Though viruses are generally feared, scientists have begun finding ways to use them in the fight against cancer.

Professor Inder Verma, a leading authority in the race to cure and prevent cancer, spoke to students and members of the community last night in Corwin Pavilion about his latest research. His lecture, titled “Cancer: A Malady of Genes,” explained in-depth the use of genetically modified viruses, or “vectors,” to insert new genes into cells, where they produce a protein whose absence causes disease.

Co-sponsored by the Cancer Center of Santa Barbara, the speech was part of the UCSB Frontiers in Cancer Research lecture series, which brings prominent scientists like Verma into the community to discuss their groundbreaking advances in the treatment and prevention of cancer.

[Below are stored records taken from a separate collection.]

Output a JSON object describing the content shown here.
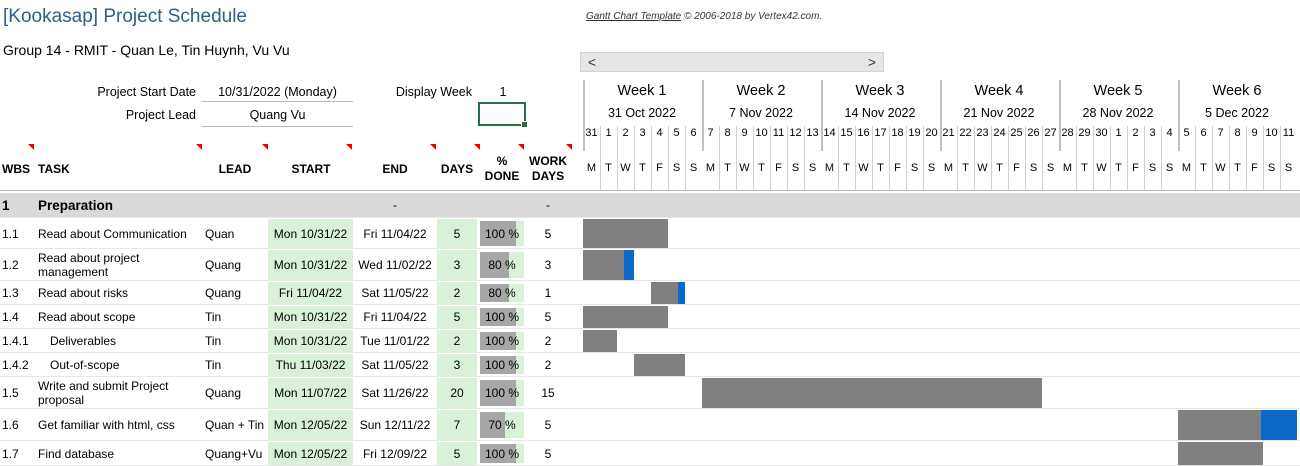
{
  "title": "[Kookasap] Project Schedule",
  "subtitle": "Group 14 - RMIT - Quan Le, Tin Huynh, Vu Vu",
  "credit_link": "Gantt Chart Template",
  "credit_rest": " © 2006-2018 by Vertex42.com.",
  "scroll_left": "<",
  "scroll_right": ">",
  "project_start_label": "Project Start Date",
  "project_start_value": "10/31/2022 (Monday)",
  "project_lead_label": "Project Lead",
  "project_lead_value": "Quang Vu",
  "display_week_label": "Display Week",
  "display_week_value": "1",
  "headers": {
    "wbs": "WBS",
    "task": "TASK",
    "lead": "LEAD",
    "start": "START",
    "end": "END",
    "days": "DAYS",
    "pct": "% DONE",
    "work_days": "WORK DAYS"
  },
  "weeks": [
    {
      "name": "Week 1",
      "date": "31 Oct 2022",
      "days": [
        "31",
        "1",
        "2",
        "3",
        "4",
        "5",
        "6"
      ]
    },
    {
      "name": "Week 2",
      "date": "7 Nov 2022",
      "days": [
        "7",
        "8",
        "9",
        "10",
        "11",
        "12",
        "13"
      ]
    },
    {
      "name": "Week 3",
      "date": "14 Nov 2022",
      "days": [
        "14",
        "15",
        "16",
        "17",
        "18",
        "19",
        "20"
      ]
    },
    {
      "name": "Week 4",
      "date": "21 Nov 2022",
      "days": [
        "21",
        "22",
        "23",
        "24",
        "25",
        "26",
        "27"
      ]
    },
    {
      "name": "Week 5",
      "date": "28 Nov 2022",
      "days": [
        "28",
        "29",
        "30",
        "1",
        "2",
        "3",
        "4"
      ]
    },
    {
      "name": "Week 6",
      "date": "5 Dec 2022",
      "days": [
        "5",
        "6",
        "7",
        "8",
        "9",
        "10",
        "11"
      ]
    }
  ],
  "dow": [
    "M",
    "T",
    "W",
    "T",
    "F",
    "S",
    "S"
  ],
  "phase": {
    "wbs": "1",
    "task": "Preparation",
    "end": "-",
    "work_days": "-"
  },
  "tasks": [
    {
      "wbs": "1.1",
      "task": "Read about Communication",
      "lead": "Quan",
      "start": "Mon 10/31/22",
      "end": "Fri 11/04/22",
      "days": "5",
      "pct": "100 %",
      "pct_value": 100,
      "work_days": "5",
      "bar_start_day": 0,
      "bar_len_days": 5
    },
    {
      "wbs": "1.2",
      "task": "Read about project management",
      "lead": "Quang",
      "start": "Mon 10/31/22",
      "end": "Wed 11/02/22",
      "days": "3",
      "pct": "80 %",
      "pct_value": 80,
      "work_days": "3",
      "bar_start_day": 0,
      "bar_len_days": 3
    },
    {
      "wbs": "1.3",
      "task": "Read about risks",
      "lead": "Quang",
      "start": "Fri 11/04/22",
      "end": "Sat 11/05/22",
      "days": "2",
      "pct": "80 %",
      "pct_value": 80,
      "work_days": "1",
      "bar_start_day": 4,
      "bar_len_days": 2
    },
    {
      "wbs": "1.4",
      "task": "Read about scope",
      "lead": "Tin",
      "start": "Mon 10/31/22",
      "end": "Fri 11/04/22",
      "days": "5",
      "pct": "100 %",
      "pct_value": 100,
      "work_days": "5",
      "bar_start_day": 0,
      "bar_len_days": 5
    },
    {
      "wbs": "1.4.1",
      "task": "Deliverables",
      "lead": "Tin",
      "start": "Mon 10/31/22",
      "end": "Tue 11/01/22",
      "days": "2",
      "pct": "100 %",
      "pct_value": 100,
      "work_days": "2",
      "bar_start_day": 0,
      "bar_len_days": 2,
      "indent": true
    },
    {
      "wbs": "1.4.2",
      "task": "Out-of-scope",
      "lead": "Tin",
      "start": "Thu 11/03/22",
      "end": "Sat 11/05/22",
      "days": "3",
      "pct": "100 %",
      "pct_value": 100,
      "work_days": "2",
      "bar_start_day": 3,
      "bar_len_days": 3,
      "indent": true
    },
    {
      "wbs": "1.5",
      "task": "Write and submit Project proposal",
      "lead": "Quang",
      "start": "Mon 11/07/22",
      "end": "Sat 11/26/22",
      "days": "20",
      "pct": "100 %",
      "pct_value": 100,
      "work_days": "15",
      "bar_start_day": 7,
      "bar_len_days": 20
    },
    {
      "wbs": "1.6",
      "task": "Get familiar with html, css",
      "lead": "Quan + Tin",
      "start": "Mon 12/05/22",
      "end": "Sun 12/11/22",
      "days": "7",
      "pct": "70 %",
      "pct_value": 70,
      "work_days": "5",
      "bar_start_day": 35,
      "bar_len_days": 7
    },
    {
      "wbs": "1.7",
      "task": "Find database",
      "lead": "Quang+Vu",
      "start": "Mon 12/05/22",
      "end": "Fri 12/09/22",
      "days": "5",
      "pct": "100 %",
      "pct_value": 100,
      "work_days": "5",
      "bar_start_day": 35,
      "bar_len_days": 5
    }
  ]
}
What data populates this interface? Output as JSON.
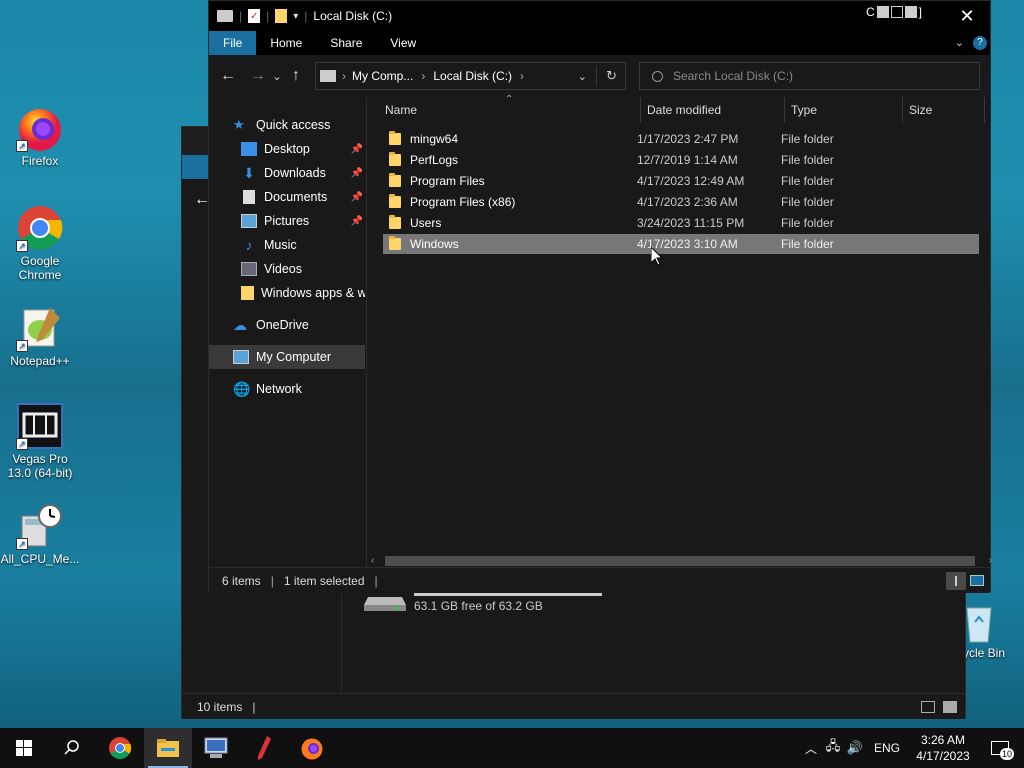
{
  "desktop": {
    "icons": [
      {
        "label": "Firefox"
      },
      {
        "label": "Google Chrome"
      },
      {
        "label": "Notepad++"
      },
      {
        "label": "Vegas Pro 13.0 (64-bit)"
      },
      {
        "label": "All_CPU_Me..."
      },
      {
        "label": "ycle Bin"
      }
    ]
  },
  "back_window": {
    "status_count": "10 items",
    "drive_free": "63.1 GB free of 63.2 GB"
  },
  "explorer": {
    "title": "Local Disk (C:)",
    "title_right_glyphs": "C",
    "ribbon_tabs": [
      "File",
      "Home",
      "Share",
      "View"
    ],
    "breadcrumb": [
      "My Comp...",
      "Local Disk (C:)"
    ],
    "search_placeholder": "Search Local Disk (C:)",
    "nav": {
      "quick_access": "Quick access",
      "items": [
        {
          "label": "Desktop",
          "pinned": true
        },
        {
          "label": "Downloads",
          "pinned": true
        },
        {
          "label": "Documents",
          "pinned": true
        },
        {
          "label": "Pictures",
          "pinned": true
        },
        {
          "label": "Music",
          "pinned": false
        },
        {
          "label": "Videos",
          "pinned": false
        },
        {
          "label": "Windows apps & w",
          "pinned": false
        }
      ],
      "onedrive": "OneDrive",
      "my_computer": "My Computer",
      "network": "Network"
    },
    "columns": [
      "Name",
      "Date modified",
      "Type",
      "Size"
    ],
    "rows": [
      {
        "name": "mingw64",
        "date": "1/17/2023 2:47 PM",
        "type": "File folder"
      },
      {
        "name": "PerfLogs",
        "date": "12/7/2019 1:14 AM",
        "type": "File folder"
      },
      {
        "name": "Program Files",
        "date": "4/17/2023 12:49 AM",
        "type": "File folder"
      },
      {
        "name": "Program Files (x86)",
        "date": "4/17/2023 2:36 AM",
        "type": "File folder"
      },
      {
        "name": "Users",
        "date": "3/24/2023 11:15 PM",
        "type": "File folder"
      },
      {
        "name": "Windows",
        "date": "4/17/2023 3:10 AM",
        "type": "File folder",
        "selected": true
      }
    ],
    "status": {
      "count": "6 items",
      "selected": "1 item selected"
    }
  },
  "taskbar": {
    "language": "ENG",
    "time": "3:26 AM",
    "date": "4/17/2023",
    "notification_count": "10"
  },
  "colors": {
    "accent": "#1a6fa1",
    "folder": "#ffd56b",
    "selection": "#777777"
  }
}
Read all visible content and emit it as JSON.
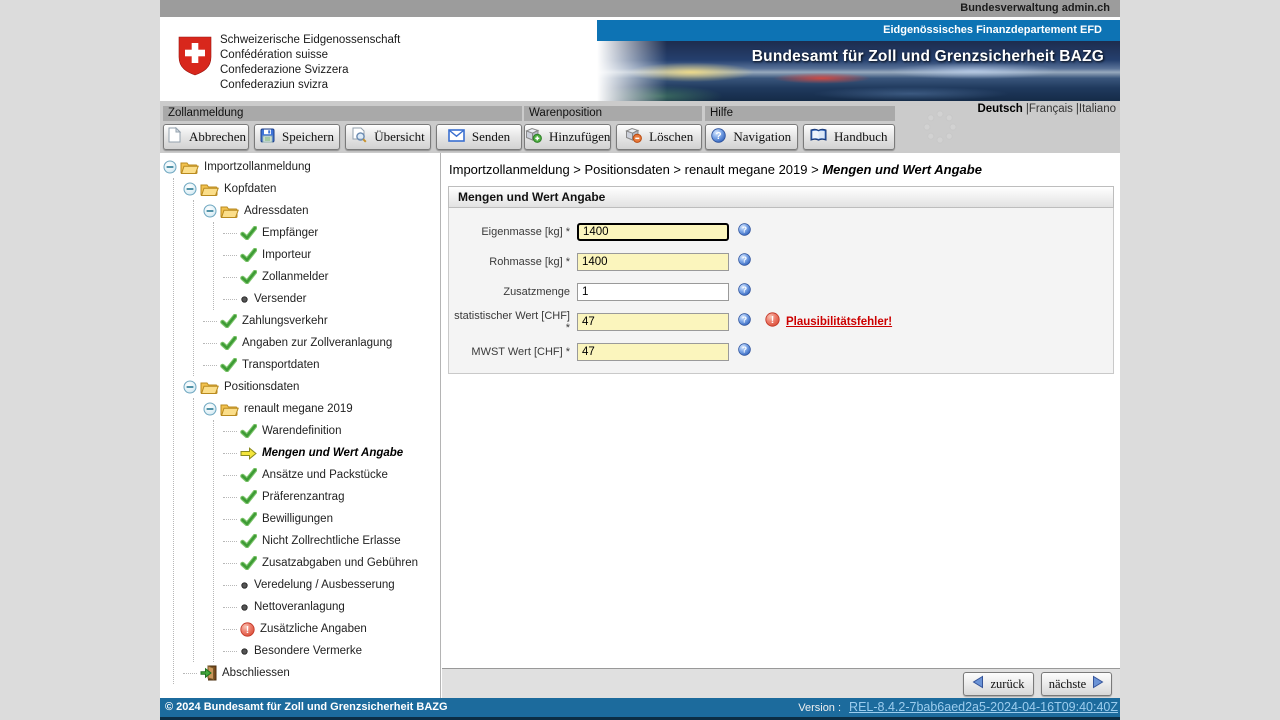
{
  "colors": {
    "accent_blue": "#0d73b4",
    "footer_blue": "#1c6b9d",
    "required_yellow": "#fbf5bd",
    "error_red": "#cc0000",
    "check_green": "#3d9b35",
    "swiss_red": "#d8271c"
  },
  "top_bar": {
    "text": "Bundesverwaltung admin.ch"
  },
  "header": {
    "logo_lines": [
      "Schweizerische Eidgenossenschaft",
      "Confédération suisse",
      "Confederazione Svizzera",
      "Confederaziun svizra"
    ],
    "department_bar": "Eidgenössisches Finanzdepartement EFD",
    "office_title": "Bundesamt für Zoll und Grenzsicherheit BAZG"
  },
  "languages": {
    "current": "Deutsch",
    "others": [
      "|Français",
      "|Italiano"
    ]
  },
  "toolbar": {
    "groups": [
      {
        "label": "Zollanmeldung",
        "buttons": [
          {
            "name": "cancel-button",
            "icon": "blank-page-icon",
            "label": "Abbrechen"
          },
          {
            "name": "save-button",
            "icon": "save-icon",
            "label": "Speichern"
          },
          {
            "name": "overview-button",
            "icon": "overview-icon",
            "label": "Übersicht"
          },
          {
            "name": "send-button",
            "icon": "send-icon",
            "label": "Senden"
          }
        ]
      },
      {
        "label": "Warenposition",
        "buttons": [
          {
            "name": "add-position-button",
            "icon": "package-add-icon",
            "label": "Hinzufügen"
          },
          {
            "name": "delete-position-button",
            "icon": "package-remove-icon",
            "label": "Löschen"
          }
        ]
      },
      {
        "label": "Hilfe",
        "buttons": [
          {
            "name": "navigation-button",
            "icon": "navigation-help-icon",
            "label": "Navigation"
          },
          {
            "name": "handbook-button",
            "icon": "handbook-icon",
            "label": "Handbuch"
          }
        ]
      }
    ]
  },
  "tree": {
    "items": [
      {
        "level": 0,
        "type": "branch",
        "label": "Importzollanmeldung"
      },
      {
        "level": 1,
        "type": "branch",
        "label": "Kopfdaten"
      },
      {
        "level": 2,
        "type": "branch",
        "label": "Adressdaten"
      },
      {
        "level": 3,
        "type": "leaf",
        "icon": "check-icon",
        "label": "Empfänger"
      },
      {
        "level": 3,
        "type": "leaf",
        "icon": "check-icon",
        "label": "Importeur"
      },
      {
        "level": 3,
        "type": "leaf",
        "icon": "check-icon",
        "label": "Zollanmelder"
      },
      {
        "level": 3,
        "type": "leaf",
        "icon": "bullet-icon",
        "label": "Versender"
      },
      {
        "level": 2,
        "type": "leaf",
        "icon": "check-icon",
        "label": "Zahlungsverkehr"
      },
      {
        "level": 2,
        "type": "leaf",
        "icon": "check-icon",
        "label": "Angaben zur Zollveranlagung"
      },
      {
        "level": 2,
        "type": "leaf",
        "icon": "check-icon",
        "label": "Transportdaten"
      },
      {
        "level": 1,
        "type": "branch",
        "label": "Positionsdaten"
      },
      {
        "level": 2,
        "type": "branch",
        "label": "renault megane 2019"
      },
      {
        "level": 3,
        "type": "leaf",
        "icon": "check-icon",
        "label": "Warendefinition"
      },
      {
        "level": 3,
        "type": "leaf",
        "icon": "current-arrow-icon",
        "label": "Mengen und Wert Angabe",
        "current": true
      },
      {
        "level": 3,
        "type": "leaf",
        "icon": "check-icon",
        "label": "Ansätze und Packstücke"
      },
      {
        "level": 3,
        "type": "leaf",
        "icon": "check-icon",
        "label": "Präferenzantrag"
      },
      {
        "level": 3,
        "type": "leaf",
        "icon": "check-icon",
        "label": "Bewilligungen"
      },
      {
        "level": 3,
        "type": "leaf",
        "icon": "check-icon",
        "label": "Nicht Zollrechtliche Erlasse"
      },
      {
        "level": 3,
        "type": "leaf",
        "icon": "check-icon",
        "label": "Zusatzabgaben und Gebühren"
      },
      {
        "level": 3,
        "type": "leaf",
        "icon": "bullet-icon",
        "label": "Veredelung / Ausbesserung"
      },
      {
        "level": 3,
        "type": "leaf",
        "icon": "bullet-icon",
        "label": "Nettoveranlagung"
      },
      {
        "level": 3,
        "type": "leaf",
        "icon": "error-icon",
        "label": "Zusätzliche Angaben"
      },
      {
        "level": 3,
        "type": "leaf",
        "icon": "bullet-icon",
        "label": "Besondere Vermerke"
      },
      {
        "level": 1,
        "type": "leaf",
        "icon": "exit-icon",
        "label": "Abschliessen"
      }
    ]
  },
  "main": {
    "breadcrumb": {
      "parts": [
        "Importzollanmeldung",
        "Positionsdaten",
        "renault megane 2019"
      ],
      "separator": " > ",
      "current": "Mengen und Wert Angabe"
    },
    "panel_title": "Mengen und Wert Angabe",
    "fields": [
      {
        "name": "eigenmasse-input",
        "label": "Eigenmasse [kg] *",
        "value": "1400",
        "required": true,
        "focused": true
      },
      {
        "name": "rohmasse-input",
        "label": "Rohmasse [kg] *",
        "value": "1400",
        "required": true
      },
      {
        "name": "zusatzmenge-input",
        "label": "Zusatzmenge",
        "value": "1",
        "required": false
      },
      {
        "name": "statistischer-wert-input",
        "label": "statistischer Wert [CHF] *",
        "value": "47",
        "required": true,
        "error": "Plausibilitätsfehler!"
      },
      {
        "name": "mwst-wert-input",
        "label": "MWST Wert [CHF] *",
        "value": "47",
        "required": true
      }
    ],
    "nav_buttons": {
      "back": "zurück",
      "next": "nächste"
    }
  },
  "footer": {
    "copyright": "© 2024 Bundesamt für Zoll und Grenzsicherheit BAZG",
    "version_label": "Version :",
    "version_link": "REL-8.4.2-7bab6aed2a5-2024-04-16T09:40:40Z"
  }
}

Verma said cancer results from a lack of control over cell replication, which leads to overproduction. Although there is no cure for cancer, he said there have been significant advances in suppression of the disease.

“Cancer is in retreat,” Verma said. “And it is because of the understanding gained in suppressing the growth of cancerous cells.”

While surgery and chemotherapy can be used to treat the disease, these processes can leave a few cells behind to eventually reemerge. However, Verma said, a new type of treatment called immunotherapy could solve this problem: Cells are injected with a virus and then reintroduced into a patient’s body with the purpose of improving the immune system’s cancer fighting response. The treatment also does not compromise the patient’s quality of life, he said, like chemotherapy or radiation treatment does.

“The most common and effective way to introduce a gene into a part of the body, like the liver for example where there are billions of cells, is through a virus,” Verma said.

Verma also discussed the possibility of combining immunotherapy and surgery simultaneously to treat a patient.

Fourth-year biology major Naveed Natanzi said the lecture was insightful.

“The mechanism by which cancer takes over the body seems so simple yet we still have no cure,” Natanzi said. “Professor Verma’s lecture was extremely insightful in helping me to better understand this enigma.”

Professor Verma, who is currently conducting his research at the Salk Institute for Biological Studies in San Diego, received a master’s degree from India’s Lucknow University and a Ph.D. from Israel’s Weizmann Institute of Science.